Patterns of development

For a tiny embryo to grow into a viable fruit fly, mouse, or human, the correct genes in each cell must turn on and off in precisely the right sequence. This intricate molecular dance produces the many parts of the whole creature, from muscles and skin to nerves and blood.

At the most basic level, genes are turned on when an enzyme called RNA polymerase binds to the DNA at the beginning of a gene. The RNA polymerase copies the gene’s DNA into a complementary strand of messenger RNA, which then instructs the cell to make the protein the gene codes for. Several years ago, however, Assistant Investigator Julia Zeitlinger, PhD, made a surprising discovery. The RNA polymerase doesn’t just attach to DNA and start copying. Instead, it binds and then pauses, waiting for another signal before it goes to work. Now, new work by Zeitlinger’s lab has revealed far more about the role of paused RNA polymerase in embryonic development—and turned up yet another surprise.

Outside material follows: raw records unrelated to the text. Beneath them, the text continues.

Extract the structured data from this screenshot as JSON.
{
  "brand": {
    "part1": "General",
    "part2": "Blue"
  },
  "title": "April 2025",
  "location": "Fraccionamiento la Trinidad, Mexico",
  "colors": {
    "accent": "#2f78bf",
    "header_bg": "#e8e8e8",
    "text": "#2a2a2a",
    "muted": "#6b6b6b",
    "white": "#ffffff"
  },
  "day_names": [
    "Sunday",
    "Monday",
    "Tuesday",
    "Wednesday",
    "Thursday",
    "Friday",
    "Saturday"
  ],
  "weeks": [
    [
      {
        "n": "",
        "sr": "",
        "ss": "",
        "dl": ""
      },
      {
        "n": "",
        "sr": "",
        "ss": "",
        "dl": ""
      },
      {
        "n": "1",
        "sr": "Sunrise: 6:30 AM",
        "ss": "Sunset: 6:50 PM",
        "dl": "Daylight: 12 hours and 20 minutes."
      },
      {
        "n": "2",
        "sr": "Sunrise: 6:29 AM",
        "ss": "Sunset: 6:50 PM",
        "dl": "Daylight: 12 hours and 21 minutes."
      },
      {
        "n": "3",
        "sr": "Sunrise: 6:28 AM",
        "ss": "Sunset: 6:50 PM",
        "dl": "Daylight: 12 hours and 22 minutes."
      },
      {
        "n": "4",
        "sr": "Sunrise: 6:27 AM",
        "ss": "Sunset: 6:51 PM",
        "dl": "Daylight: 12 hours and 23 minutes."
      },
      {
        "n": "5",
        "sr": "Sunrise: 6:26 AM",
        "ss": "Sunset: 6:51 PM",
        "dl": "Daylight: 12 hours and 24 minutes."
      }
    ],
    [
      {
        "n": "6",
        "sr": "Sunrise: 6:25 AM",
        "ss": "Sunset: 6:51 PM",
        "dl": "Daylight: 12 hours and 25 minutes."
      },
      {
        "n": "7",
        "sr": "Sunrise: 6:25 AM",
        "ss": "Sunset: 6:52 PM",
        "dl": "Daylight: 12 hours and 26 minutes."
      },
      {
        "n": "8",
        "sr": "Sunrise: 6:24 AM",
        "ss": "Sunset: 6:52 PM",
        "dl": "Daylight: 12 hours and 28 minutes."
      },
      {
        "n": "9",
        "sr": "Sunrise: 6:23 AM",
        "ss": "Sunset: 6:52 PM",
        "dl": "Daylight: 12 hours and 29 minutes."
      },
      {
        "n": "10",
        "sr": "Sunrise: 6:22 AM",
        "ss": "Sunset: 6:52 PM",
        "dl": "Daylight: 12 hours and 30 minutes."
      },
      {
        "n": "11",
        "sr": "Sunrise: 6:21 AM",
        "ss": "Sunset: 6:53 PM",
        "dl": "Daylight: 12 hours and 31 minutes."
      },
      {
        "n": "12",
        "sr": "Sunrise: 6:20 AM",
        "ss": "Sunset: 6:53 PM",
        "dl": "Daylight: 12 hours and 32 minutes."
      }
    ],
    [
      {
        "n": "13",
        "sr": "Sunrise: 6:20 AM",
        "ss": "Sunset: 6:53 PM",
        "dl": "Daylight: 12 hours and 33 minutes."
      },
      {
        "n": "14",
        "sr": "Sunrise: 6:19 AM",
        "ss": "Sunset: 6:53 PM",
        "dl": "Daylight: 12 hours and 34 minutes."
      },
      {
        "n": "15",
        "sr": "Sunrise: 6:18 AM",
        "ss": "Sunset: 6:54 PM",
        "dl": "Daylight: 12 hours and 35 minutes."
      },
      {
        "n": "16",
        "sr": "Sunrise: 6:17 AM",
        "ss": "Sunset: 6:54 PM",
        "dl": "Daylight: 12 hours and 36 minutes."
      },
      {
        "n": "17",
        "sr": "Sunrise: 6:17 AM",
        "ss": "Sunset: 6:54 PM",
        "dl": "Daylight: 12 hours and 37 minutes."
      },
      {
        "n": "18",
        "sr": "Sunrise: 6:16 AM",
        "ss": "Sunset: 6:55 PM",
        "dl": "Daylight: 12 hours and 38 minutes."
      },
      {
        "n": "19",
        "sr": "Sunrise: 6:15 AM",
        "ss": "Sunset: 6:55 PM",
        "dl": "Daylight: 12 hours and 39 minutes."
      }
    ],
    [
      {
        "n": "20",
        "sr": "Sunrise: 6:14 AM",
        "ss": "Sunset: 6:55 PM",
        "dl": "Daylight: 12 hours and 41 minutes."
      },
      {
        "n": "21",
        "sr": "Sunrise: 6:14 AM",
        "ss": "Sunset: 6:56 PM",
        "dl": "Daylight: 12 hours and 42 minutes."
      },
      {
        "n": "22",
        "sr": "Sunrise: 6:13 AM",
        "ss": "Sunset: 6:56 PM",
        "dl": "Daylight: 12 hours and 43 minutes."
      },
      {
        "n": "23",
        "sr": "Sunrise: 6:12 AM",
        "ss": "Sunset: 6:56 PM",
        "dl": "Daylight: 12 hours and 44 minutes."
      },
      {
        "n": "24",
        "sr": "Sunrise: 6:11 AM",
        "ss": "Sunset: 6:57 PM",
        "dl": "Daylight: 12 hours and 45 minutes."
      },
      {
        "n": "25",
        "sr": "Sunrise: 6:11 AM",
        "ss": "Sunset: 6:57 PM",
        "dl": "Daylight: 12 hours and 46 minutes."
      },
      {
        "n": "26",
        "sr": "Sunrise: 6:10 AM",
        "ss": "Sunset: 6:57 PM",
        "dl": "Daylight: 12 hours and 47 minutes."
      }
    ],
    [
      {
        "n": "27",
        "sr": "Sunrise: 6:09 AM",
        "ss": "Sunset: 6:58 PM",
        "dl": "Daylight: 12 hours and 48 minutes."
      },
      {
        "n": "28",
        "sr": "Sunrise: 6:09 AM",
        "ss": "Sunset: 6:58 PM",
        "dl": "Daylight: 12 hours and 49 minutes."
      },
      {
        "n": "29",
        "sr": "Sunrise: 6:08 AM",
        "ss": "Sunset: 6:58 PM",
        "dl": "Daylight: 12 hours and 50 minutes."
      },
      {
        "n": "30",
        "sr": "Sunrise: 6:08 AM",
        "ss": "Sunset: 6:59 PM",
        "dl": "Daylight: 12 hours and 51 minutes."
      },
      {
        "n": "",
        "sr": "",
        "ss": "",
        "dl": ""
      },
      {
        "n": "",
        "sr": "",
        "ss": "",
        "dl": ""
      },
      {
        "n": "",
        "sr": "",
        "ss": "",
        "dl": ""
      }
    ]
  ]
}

The team found that the pattern of genes with poised polymerase in muscle and nerve cells varies depending on the stage of development and not on tissue type as expected. To prevent the wrong poised genes from being turned on, so-called polycomb proteins—a family of proteins whose action varies by tissue type—repress poised polymerase.

Together, these two mechanisms explain how genes during the development of both muscle and nerves first can be poised to express at the right time by paused polymerase, and then only activate in the right tissue type. And because the researchers were able to show the same mechanisms at work in human cells, too, the findings could eventually lead to a better understanding of disease.

The study was published in the December 27, 2012, issue of Cell Reports.